Am späten Nachmittag liefen wir im größten Ort auf Spitzbergen ein. Longyearbyen, benannt nach seinem Gründer, dem US-Unternehmer John Munroe Longyear, ist quasi die „Hauptstadt“ von Spitzbergen. Obwohl der Bergbau längst rückläufig ist, „boomt“ die etwa 2.700 Einwohner zählende Stadt in punkto Forschung und Tourismus. Und das, obwohl es die meiste Zeit des Jahres überwiegend dunkel und eiskalt ist. Erst letzten Winter hat eine riesige Schneelawine Häuser und Menschen unter sich begraben. Auch wenn Longyearbean für unseren Geschmack optisch eher hässlich ist, bekommt man bei einem Landgang einen kleinen Einblick in die Lebensweise der Bewohner. Statt eines Autos steht hier vor jeder Haustür ein Schneemobil. Und während bei uns Schilder vor dem bissigen Hunden warnen, wird man hier auf die mögliche Begegnung mit Eisbären hingewiesen.

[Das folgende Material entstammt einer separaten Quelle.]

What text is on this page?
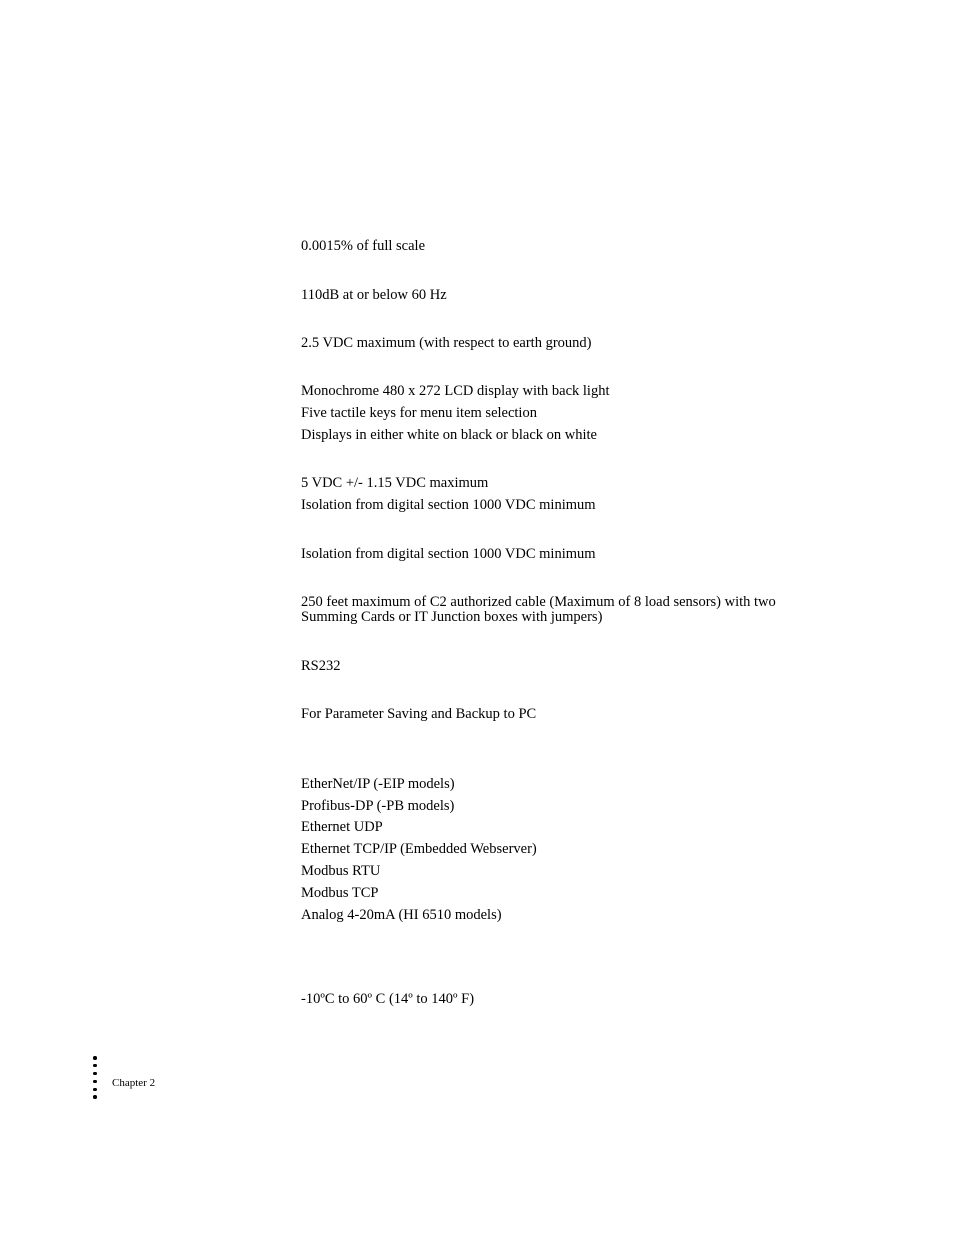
0.0015% of full scale
110dB at or below 60 Hz
2.5 VDC maximum (with respect to earth ground)
Monochrome 480 x 272 LCD display with back light
Five tactile keys for menu item selection
Displays in either white on black or black on white
5 VDC +/- 1.15 VDC maximum
Isolation from digital section 1000 VDC minimum
Isolation from digital section 1000 VDC minimum
250 feet maximum of C2 authorized cable (Maximum of 8 load sensors) with two Summing Cards or IT Junction boxes with jumpers)
RS232
For Parameter Saving and Backup to PC
EtherNet/IP (-EIP models)
Profibus-DP (-PB models)
Ethernet UDP
Ethernet TCP/IP (Embedded Webserver)
Modbus RTU
Modbus TCP
Analog 4-20mA (HI 6510 models)
-10ºC to 60º C (14º to 140º F)
Chapter 2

Warnung vor dem Eisbär_LongyearbyenApropos: Einen Eisbär haben wir für den Bruchteil einer Sekunde auf einem Gletscher gesichtet. Doch nur ein einziger Schiffsgast war auch so geistesgegenwärtig, im richtigen Moment auf den Auslöser der Kamera zu drücken. Was soll´s: Manche Dinge behält man auch ohne Beweisfoto in Erinnerung!

Gletscherknirschen im Tempelfjord

Krachende Gletscher im Tempelfjord, Spitzbergen

Der für mich absolut spektakulärste Teil dieser Spitzbergen Kreuzfahrt begann mit der Einfahrt in den sogenannten Tempelfjord. Umrahmt von schneebedeckten Bergen manövrierte der Kapitän unser Schiff im Fjord ganz nah an einen riesigen Gletscher. Nachdem die Crew geankert und den Motor ausgestellt hatte, konnten wir das Gletschereis sogar knirschen und krachen hören. Zum Höhepunkt dieses Abends (wir lagen bis Mitternacht vor Anker) holten ein paar Crew-Mitglieder im Schlauchboot einen großen Eisbrocken aus dem Meer. An Bord wurde das Eis kleingehackt und mit Whisky serviert. Auch wenn ich keine Ahnung von Whisky habe, in dieser Nacht war es das absolut Feinste, was man an Bord trinken konnte.

Whisky on the ice rocks

Spitzbergen Adé – Nordkap, wir kommen

Nach dieser (hellen) Polarnacht lag die erste Hälfte meiner Nordland Kreuzfahrt hinter mir. Ab jetzt ging die Fahrt wieder nach Süden mit Kurs auf: Nordkap und Norwegen, Teil 3 meiner Nordland Kreuzfahrt.

*Nördlicher Polarkreis wird der Breitenkreis auf 66° 33′ 55″ nördlicher Breite genannt. Ab diesem Breitengrad versinkt die Sonne im Sommer nicht mehr hinter dem Horizont. Maßgeblich dafür ist der axiale Abstand der Wendekreise vom Äquator (Schrägstellung).